値札があることで、私たちは知らずのうちに、モノの価値を自らの目で見極め、交渉する力を失ってきたのではないでしょうか。(本文より・インド)

「定価」というシステムは確かに便利ですが、それによって失われるものもあるようです。日本人は学校の勉強は優秀かもしれませんが、市場の過酷な値段交渉と目利きに鍛えられたインド人にはビジネスの場では劣勢に立たされます。

 

なぜ、遠い異国で行われたデタラメ(あるいは、勘違い)が、私たち日本人のお金を減らすことになるのか?(本文より・日本)

先のリーマンショックにより、日本を含め世界中が大恐慌に巻き込まれました。証券会社の策略と最新の金融工学により、現代のお金の流れは極めて複雑になっています。ちゃんとした知識もなく金融商品を購入すると、気づかぬ間に自分の資産を減らしてしまいます。そもそも、今の金融市場はコンピューターによる高速取引と、プロ集団であるファンドによる高額かつ戦略的な取引に支配されています。素人が首を突っ込んで無事でいられる世界ではありません。

 

「お金」が発明されて初めて人々は好きなことを仕事にする自由を手にした。

もともとは、お金とは人間の「働く」という行為を多用で豊かにする偉大な発明だったのです。(本文より・エジプト・トルコ・イラン)

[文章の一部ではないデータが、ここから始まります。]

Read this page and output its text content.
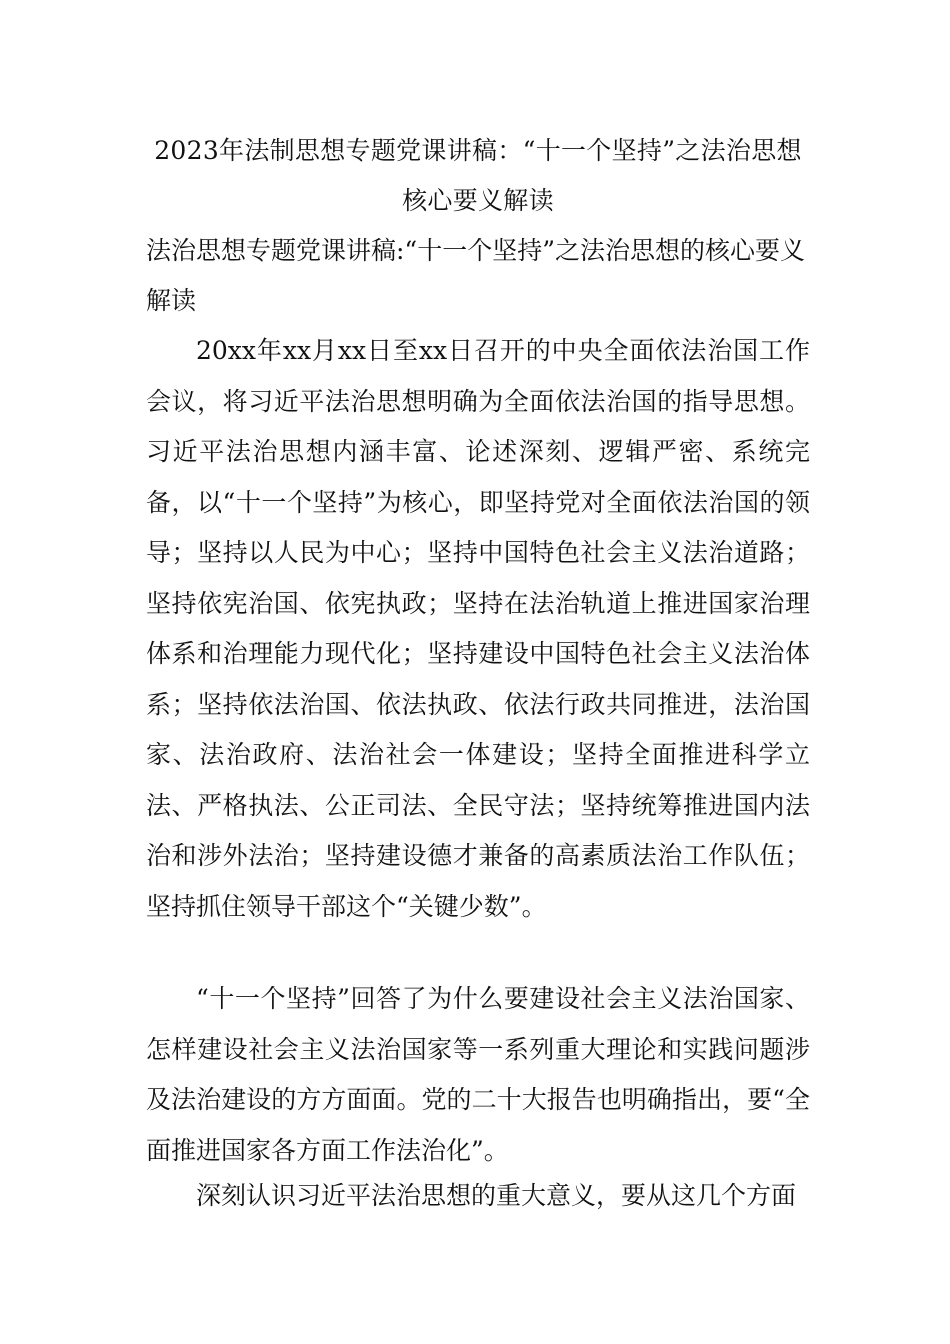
2023年法制思想专题党课讲稿：“十一个坚持”之法治思想核心要义解读
法治思想专题党课讲稿:“十一个坚持”之法治思想的核心要义解读
20xx年xx月xx日至xx日召开的中央全面依法治国工作会议，将习近平法治思想明确为全面依法治国的指导思想。习近平法治思想内涵丰富、论述深刻、逻辑严密、系统完备，以“十一个坚持”为核心，即坚持党对全面依法治国的领导；坚持以人民为中心；坚持中国特色社会主义法治道路；坚持依宪治国、依宪执政；坚持在法治轨道上推进国家治理体系和治理能力现代化；坚持建设中国特色社会主义法治体系；坚持依法治国、依法执政、依法行政共同推进，法治国家、法治政府、法治社会一体建设；坚持全面推进科学立法、严格执法、公正司法、全民守法；坚持统筹推进国内法治和涉外法治；坚持建设德才兼备的高素质法治工作队伍；坚持抓住领导干部这个“关键少数”。
“十一个坚持”回答了为什么要建设社会主义法治国家、怎样建设社会主义法治国家等一系列重大理论和实践问题涉及法治建设的方方面面。党的二十大报告也明确指出，要“全面推进国家各方面工作法治化”。
深刻认识习近平法治思想的重大意义，要从这几个方面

お金(=貨幣)の発明により、人は物々交換から解放されました。 お金により富の蓄積、保存が可能になりました。価値の流動性が高まったので、直接的に生活に関わらない仕事(芸術など)でも食っていくことが易しくなったのです。お金に苦しめられることの多い我々人間ですが、そもそもお金は私たちの生活を便利にするために生み出されたものなのです。

 

互いが信頼し合う事で初めて価値が成立する。これが、現代のお金の本質です。(本文より・中国)

 昔は、お金を銀行に持っていけば同等の「金」と交換してもらうことができました。いわゆる金本位制です。しかし、経済の発展とともに金本位制では流通する貨幣を賄いきれなくなり、現代のお金は「金」との交換が保障されないお金(不換紙幣)となりました。一万円札はそれ自体はただの紙切れです。みんなが「一万円札は一万円分のものと交換することができる」と信じているから貨幣として成り立っているのです。この共通の認識がなくなり、お金に対する信頼がなくなるとインフレが起こり、お金の価値がガクッと下がります。教科書などでショッピングカートいっぱいに紙幣の束を入れて買い物をする市民の写真を見たことがあると思います。

 

私たちはお金を使って、「他者の時間」を使うことができます。(本文より・バングラデシュ)

お金のもつ力とは、ずばりこれです。お金を使えば、他人の力を行使することができます。自分ではできないことが可能になったり、生活がちょっと便利になったりすることでしょう。しかし「お金=幸せ」ではありません。自分の力の及ぶ範囲内で生活しようとする者にとっては、高額なお金は必要ありません。

経済的・物質的に豊かな日本に暮らす私たちは、あらわになった世界の様々なライフスタイルや製品、サービスの情報のおかげで「ほしいモノ」「行きたい場所」「やりたいこと」は増えるばかり。結果、どれだけ経済的に豊かな状態に生まれても、描く理想が高すぎ、それを実現する現実的な力とのギャップが大きくなると、不安や不満を感じてしまうのです。(本文より・バングラディシュ)

 

お金への価値観は働く目的と直結している。

お金を「道具」として捉えている人は、保有するお金の量に関わらず、幸せな人生を送っています。(本文より・デンマーク

日本人は働きすぎだとよく言われます。過剰な超過勤務や、私生活を顧みない働き方が目立ちます。前述の通り、経済的な環境に恵まれた日本人は、働く目的やお金とは何かということとよく向き合うことなく仕事をしてしまっているのです。

 

「つながりキャピタリズム」(本文より・終章)

お金が信頼で成り立っているのならば、お金を「信頼の媒体物」として捉えることもできます。そうすればビジネスはもっとポジティブなものとして考えることができます。また、お金ではなく本当に信頼だけでサービスのやり取りをすることも可能になってきているようです。この本で紹介されている「カウチサーフィン」は、個人の信頼情報だけでほぼ無料で他人の家などに宿泊できる サービスです。

 

 【まとめ】

 お金に対する知識がないと、お金に振り回されてしまいます。また、お金もそうですが現在の経済システムも未だ発展途上です。常に「お金」や「働き方」といった根本的なところに関心を払っておかないと、知らず知らずのうちに自分の感覚が現実と乖離してしまい、苦しむことになってしまいそうだと感じました。